An o-ring is best cleaned using just the wiping cloth, and then it should be slightly greased with silicone grease. Now this is important: to grease an o-ring, just use slightly greased fingers, making it only grease-shiny. It should be lubricated on all sides, but sparingly. Surplus grease will collect dirt, so “less is more” here!
The purpose of the grease is to ensure the o-ring can move between its plate, the pin, and the case surface. Lubricant does not create watertight sealing – the ability of an o-ring to adapt and move with pressure does!
Before re-assembling the command pin, you should also sparingly grease the bottom of the guiding well, o-ring pressing plate and pin shaft. Just fiddle with the parts in greased fingers, and take care the surfaces are slippery and shiny.
Wash the grease off your fingers prior to proceeding!

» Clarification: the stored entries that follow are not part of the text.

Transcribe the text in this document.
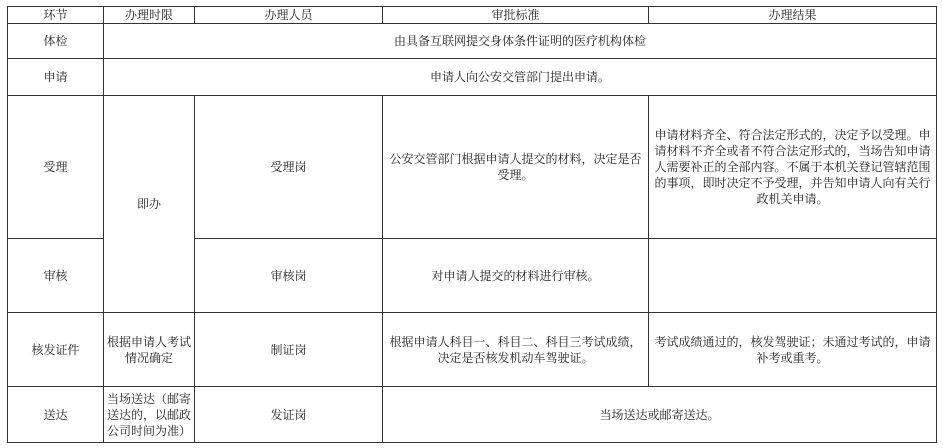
环节	办理时限	办理人员	审批标准	办理结果
体检	由具备互联网提交身体条件证明的医疗机构体检			
申请	申请人向公安交管部门提出申请。			
受理	即办	受理岗	公安交管部门根据申请人提交的材料，决定是否受理。	申请材料齐全、符合法定形式的，决定予以受理。申请材料不齐全或者不符合法定形式的，当场告知申请人需要补正的全部内容。不属于本机关登记管辖范围的事项，即时决定不予受理，并告知申请人向有关行政机关申请。
审核		审核岗	对申请人提交的材料进行审核。	
核发证件	根据申请人考试情况确定	制证岗	根据申请人科目一、科目二、科目三考试成绩，决定是否核发机动车驾驶证。	考试成绩通过的，核发驾驶证；未通过考试的，申请补考或重考。
送达	当场送达（邮寄送达的，以邮政公司时间为准）	发证岗	当场送达或邮寄送达。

Put the o-ring carefully in its place at the bottom of the well. Cover it with the proper side of the pressing plate – it is indented on its o-ring side – and then place the spring over the plate.
Now insert the button pin. It should go through the spring – through the pressing plate – through the o-ring(s) – through the hole in the casing… to emerge inside the case. Keeping the button pressed, turn the casing upside down, so the pin protrudes upwards. Hold it there.

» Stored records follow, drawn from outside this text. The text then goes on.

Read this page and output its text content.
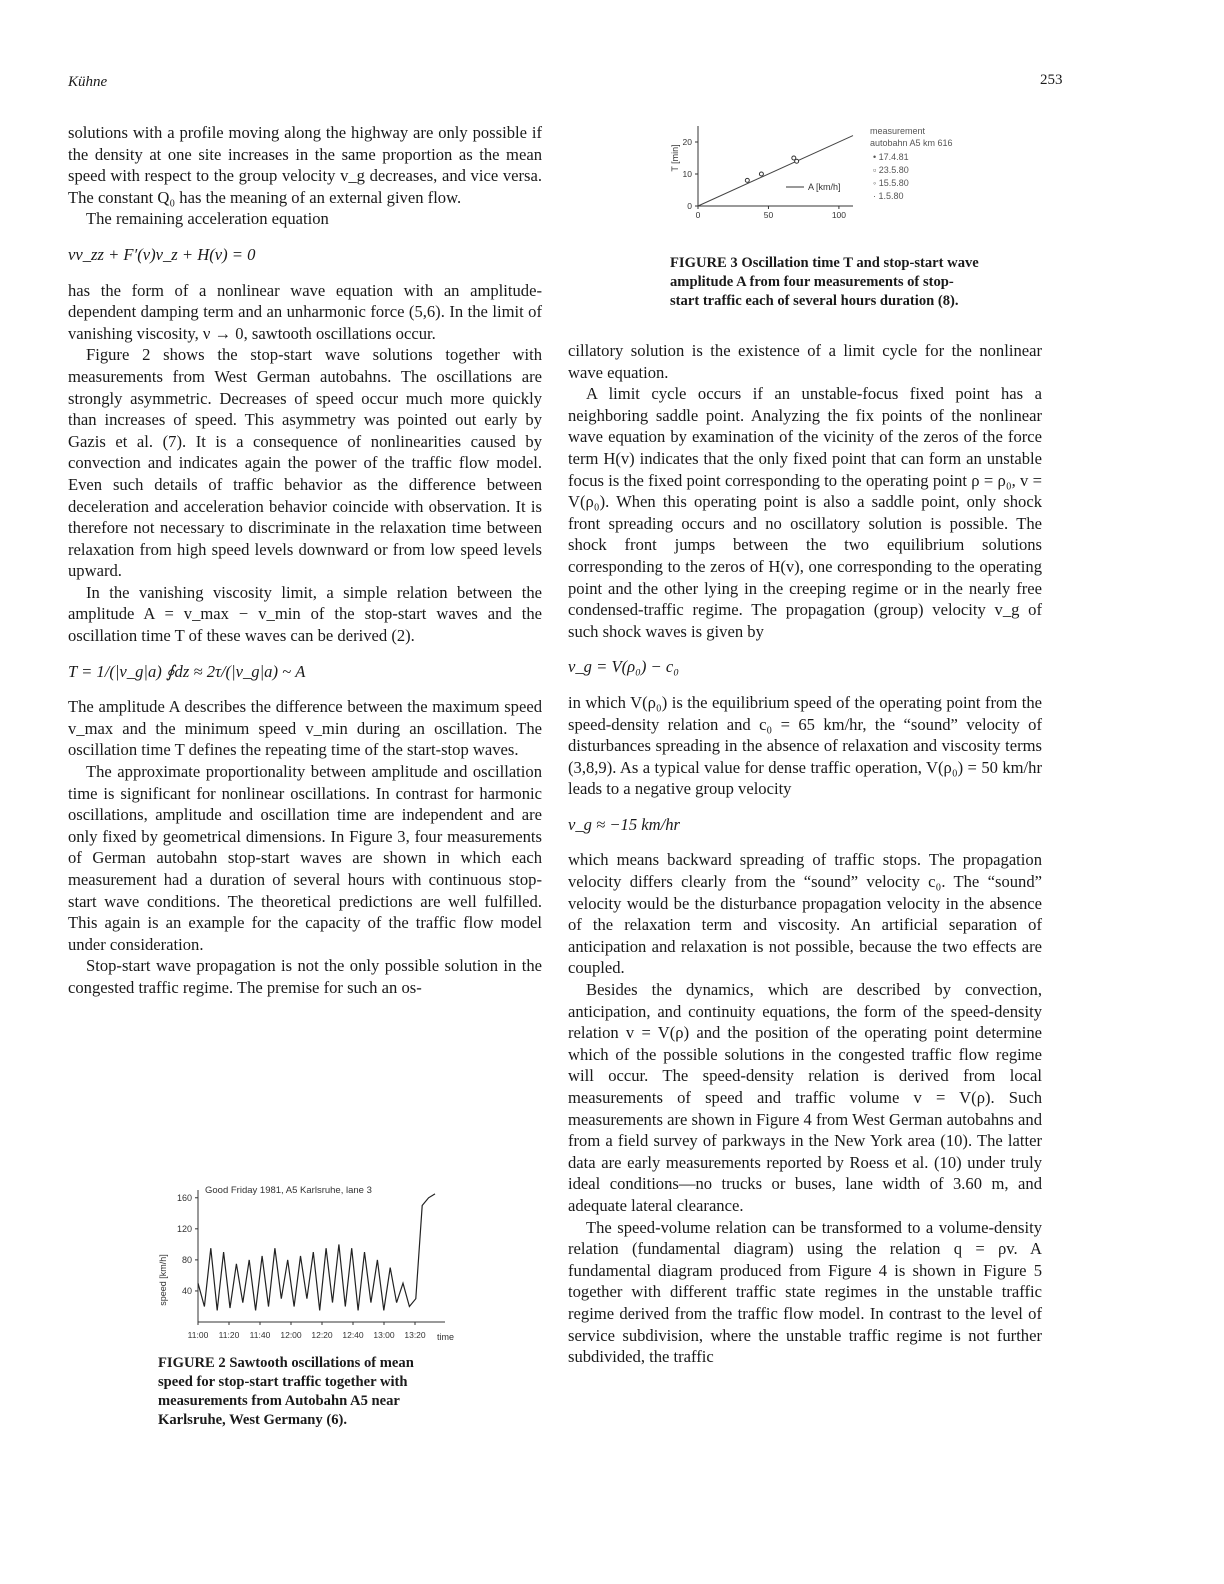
Kühne	253

solutions with a profile moving along the highway are only possible if the density at one site increases in the same proportion as the mean speed with respect to the group velocity v_g decreases, and vice versa. The constant Q₀ has the meaning of an external given flow.

The remaining acceleration equation

vv_zz + F′(v)v_z + H(v) = 0

has the form of a nonlinear wave equation with an amplitude-dependent damping term and an unharmonic force (5,6). In the limit of vanishing viscosity, ν → 0, sawtooth oscillations occur.

Figure 2 shows the stop-start wave solutions together with measurements from West German autobahns. The oscillations are strongly asymmetric. Decreases of speed occur much more quickly than increases of speed. This asymmetry was pointed out early by Gazis et al. (7). It is a consequence of nonlinearities caused by convection and indicates again the power of the traffic flow model. Even such details of traffic behavior as the difference between deceleration and acceleration behavior coincide with observation. It is therefore not necessary to discriminate in the relaxation time between relaxation from high speed levels downward or from low speed levels upward.

In the vanishing viscosity limit, a simple relation between the amplitude A = v_max − v_min of the stop-start waves and the oscillation time T of these waves can be derived (2).

T = 1/(|v_g|a) ∮dz ≈ 2τ/(|v_g|a) ~ A

The amplitude A describes the difference between the maximum speed v_max and the minimum speed v_min during an oscillation. The oscillation time T defines the repeating time of the start-stop waves.

The approximate proportionality between amplitude and oscillation time is significant for nonlinear oscillations. In contrast for harmonic oscillations, amplitude and oscillation time are independent and are only fixed by geometrical dimensions. In Figure 3, four measurements of German autobahn stop-start waves are shown in which each measurement had a duration of several hours with continuous stop-start wave conditions. The theoretical predictions are well fulfilled. This again is an example for the capacity of the traffic flow model under consideration.

Stop-start wave propagation is not the only possible solution in the congested traffic regime. The premise for such an os-

Good Friday 1981, A5 Karlsruhe, lane 3
speed [km/h]
time
160
120
80
40
11:00 11:20 11:40 12:00 12:20 12:40 13:00 13:20
FIGURE 2 Sawtooth oscillations of mean speed for stop-start traffic together with measurements from Autobahn A5 near Karlsruhe, West Germany (6).
T [min]
A [km/h]
measurement
autobahn A5 km 616
• 17.4.81
▫ 23.5.80
◦ 15.5.80
· 1.5.80
20
10
0
0	50	100
FIGURE 3 Oscillation time T and stop-start wave amplitude A from four measurements of stop-start traffic each of several hours duration (8).

cillatory solution is the existence of a limit cycle for the nonlinear wave equation.

A limit cycle occurs if an unstable-focus fixed point has a neighboring saddle point. Analyzing the fix points of the nonlinear wave equation by examination of the vicinity of the zeros of the force term H(v) indicates that the only fixed point that can form an unstable focus is the fixed point corresponding to the operating point ρ = ρ₀, v = V(ρ₀). When this operating point is also a saddle point, only shock front spreading occurs and no oscillatory solution is possible. The shock front jumps between the two equilibrium solutions corresponding to the zeros of H(v), one corresponding to the operating point and the other lying in the creeping regime or in the nearly free condensed-traffic regime. The propagation (group) velocity v_g of such shock waves is given by

v_g = V(ρ₀) − c₀

in which V(ρ₀) is the equilibrium speed of the operating point from the speed-density relation and c₀ = 65 km/hr, the “sound” velocity of disturbances spreading in the absence of relaxation and viscosity terms (3,8,9). As a typical value for dense traffic operation, V(ρ₀) = 50 km/hr leads to a negative group velocity

v_g ≈ −15 km/hr

which means backward spreading of traffic stops. The propagation velocity differs clearly from the “sound” velocity c₀. The “sound” velocity would be the disturbance propagation velocity in the absence of the relaxation term and viscosity. An artificial separation of anticipation and relaxation is not possible, because the two effects are coupled.

Besides the dynamics, which are described by convection, anticipation, and continuity equations, the form of the speed-density relation v = V(ρ) and the position of the operating point determine which of the possible solutions in the congested traffic flow regime will occur. The speed-density relation is derived from local measurements of speed and traffic volume v = V(ρ). Such measurements are shown in Figure 4 from West German autobahns and from a field survey of parkways in the New York area (10). The latter data are early measurements reported by Roess et al. (10) under truly ideal conditions—no trucks or buses, lane width of 3.60 m, and adequate lateral clearance.

The speed-volume relation can be transformed to a volume-density relation (fundamental diagram) using the relation q = ρv. A fundamental diagram produced from Figure 4 is shown in Figure 5 together with different traffic state regimes in the unstable traffic regime derived from the traffic flow model. In contrast to the level of service subdivision, where the unstable traffic regime is not further subdivided, the traffic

On the end of the pin you should see the e-clip groove. Carefully put the e-clip opening against the groove, and use the dull end of the wooden stick to push it all the way in. Make sure all three points of the e-clip are properly seated before letting go of the button. Push the button several times to spread the grease film over working surfaces. Feel the difference?
Done! Repeat the procedure with all the button commands of your camera casing.
Don’t fret – once you have done it a couple of times, it will take less time than what you have just spent reading through this Guide!
Generally, you should wash the casing after every diving session, and service the pin commands after every diving season. However, since lubricants are gradually removed with every use of the case in water, the grease will have to be re-applied.
Frequency of cleaning will actually depend upon your frequency of usage, but also dependent upon the kind of watery ambient the camera was used in. You should decide, for it is your diligence and care that lets you enjoy your equipment for a long time.
And then… just take your cam and boldly go where no cam has gone before!